A few months ago, Guitar World published its list of the 40 most influential guitarists since the magazine’s founding in 1980. The list included most every heavy metal and hair band guitarist, all the big time speed shredders, as well as Stevie Ray Vaughn, Eddie Van Halen, Edge and Prince. But tucked in there were two jazz guitarists, Stanley Jordan and Emily Remler.
I had the incredible experience of seeing Jordan perform when he was still a teenager in the 1970’s, several years before he was signed by Blue Note Records. His first album for Blue Note, 1985’s Magic Touch, spent 51 weeks at #1 on the Billboard jazz chart. Jordan is known for his two-hand tapping technique, really unique to him and unlike the Michael Hedges inspired style featured in my recent post on Acoustic Guitar Innovators.

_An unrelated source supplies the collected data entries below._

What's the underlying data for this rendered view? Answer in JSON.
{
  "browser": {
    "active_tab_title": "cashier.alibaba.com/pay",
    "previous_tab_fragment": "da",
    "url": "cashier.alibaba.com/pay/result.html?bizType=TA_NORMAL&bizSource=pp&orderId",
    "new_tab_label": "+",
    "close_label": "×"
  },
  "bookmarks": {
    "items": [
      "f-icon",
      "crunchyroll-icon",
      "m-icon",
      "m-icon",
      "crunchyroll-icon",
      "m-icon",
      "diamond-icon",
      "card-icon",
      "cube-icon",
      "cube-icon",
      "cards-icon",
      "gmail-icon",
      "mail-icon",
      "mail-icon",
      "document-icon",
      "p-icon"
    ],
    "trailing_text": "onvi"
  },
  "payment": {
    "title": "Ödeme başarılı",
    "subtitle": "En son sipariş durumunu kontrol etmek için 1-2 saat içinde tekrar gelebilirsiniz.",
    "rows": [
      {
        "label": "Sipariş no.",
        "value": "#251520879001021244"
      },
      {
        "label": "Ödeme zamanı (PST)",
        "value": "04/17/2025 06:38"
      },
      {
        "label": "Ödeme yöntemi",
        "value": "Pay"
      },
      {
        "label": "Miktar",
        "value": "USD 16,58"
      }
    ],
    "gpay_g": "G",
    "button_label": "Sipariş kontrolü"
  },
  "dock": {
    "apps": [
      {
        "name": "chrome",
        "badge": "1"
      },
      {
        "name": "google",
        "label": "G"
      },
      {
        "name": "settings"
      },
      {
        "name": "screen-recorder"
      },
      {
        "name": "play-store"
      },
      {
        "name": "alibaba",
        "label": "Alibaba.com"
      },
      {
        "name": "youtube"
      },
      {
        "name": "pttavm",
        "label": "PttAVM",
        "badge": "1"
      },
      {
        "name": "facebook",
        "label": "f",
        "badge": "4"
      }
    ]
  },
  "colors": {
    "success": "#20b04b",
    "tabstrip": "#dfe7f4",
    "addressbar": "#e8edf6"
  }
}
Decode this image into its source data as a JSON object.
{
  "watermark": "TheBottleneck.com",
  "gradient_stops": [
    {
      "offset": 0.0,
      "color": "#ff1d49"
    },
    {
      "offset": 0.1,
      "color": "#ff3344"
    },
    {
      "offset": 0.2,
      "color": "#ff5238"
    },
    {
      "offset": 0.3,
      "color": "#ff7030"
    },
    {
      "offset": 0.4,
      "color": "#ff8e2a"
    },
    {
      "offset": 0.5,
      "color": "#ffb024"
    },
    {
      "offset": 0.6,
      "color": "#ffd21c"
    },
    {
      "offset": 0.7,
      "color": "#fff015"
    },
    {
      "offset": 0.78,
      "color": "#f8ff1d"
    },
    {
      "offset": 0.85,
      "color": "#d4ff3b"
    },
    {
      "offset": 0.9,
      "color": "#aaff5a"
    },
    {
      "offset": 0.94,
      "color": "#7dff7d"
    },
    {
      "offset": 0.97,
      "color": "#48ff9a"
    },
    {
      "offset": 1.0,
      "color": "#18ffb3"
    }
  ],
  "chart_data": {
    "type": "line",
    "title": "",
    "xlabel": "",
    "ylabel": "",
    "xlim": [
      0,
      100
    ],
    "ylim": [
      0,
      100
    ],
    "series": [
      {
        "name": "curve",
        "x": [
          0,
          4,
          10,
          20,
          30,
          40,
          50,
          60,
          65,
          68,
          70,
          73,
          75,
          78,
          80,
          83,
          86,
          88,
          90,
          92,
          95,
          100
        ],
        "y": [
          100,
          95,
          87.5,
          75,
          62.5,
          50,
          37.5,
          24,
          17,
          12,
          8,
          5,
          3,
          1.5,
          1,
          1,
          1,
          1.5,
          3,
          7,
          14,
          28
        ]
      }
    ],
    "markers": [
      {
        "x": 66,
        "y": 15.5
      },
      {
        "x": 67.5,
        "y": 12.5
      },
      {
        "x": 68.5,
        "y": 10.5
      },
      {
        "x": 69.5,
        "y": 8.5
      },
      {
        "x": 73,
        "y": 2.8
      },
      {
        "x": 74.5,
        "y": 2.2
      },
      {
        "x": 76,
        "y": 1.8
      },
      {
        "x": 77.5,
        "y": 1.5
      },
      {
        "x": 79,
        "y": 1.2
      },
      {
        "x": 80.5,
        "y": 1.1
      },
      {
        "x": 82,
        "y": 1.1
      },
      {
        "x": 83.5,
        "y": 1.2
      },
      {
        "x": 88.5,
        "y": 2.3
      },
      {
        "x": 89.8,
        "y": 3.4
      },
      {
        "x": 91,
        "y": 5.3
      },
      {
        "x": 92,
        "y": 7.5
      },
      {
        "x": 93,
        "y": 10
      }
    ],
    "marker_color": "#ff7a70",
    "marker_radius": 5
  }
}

Here is concert footage from 1987, a couple of years after the release of Magic Touch. Watch as long as you like.
And here is a more recent performance of “Over the Rainbow”.
The same year Stanley Jordan released his breakthrough album, Emily Remler was voted Guitarist of the Year in Down Beat magazine. She was 28 at that time. She would die of heart failure only few years later at the age of 32 while on tour in Australia.
Remler’s style was classic jazz, and in this clip she plays a piece called “Blues for Herb” she wrote for jazz legend Herb Ellis. Classic as her playing was, you jazz buffs will note that her choice of an Ovation guitar for this performance was decidedly non-traditional!
And here she is playing a bossa nova standard, “How Insensitive”, by Antônio Carlos Jobim. The notes in the YouTube comment thread for this video indicate that this performance was one of her very last. She makes that right hand work look so effortless.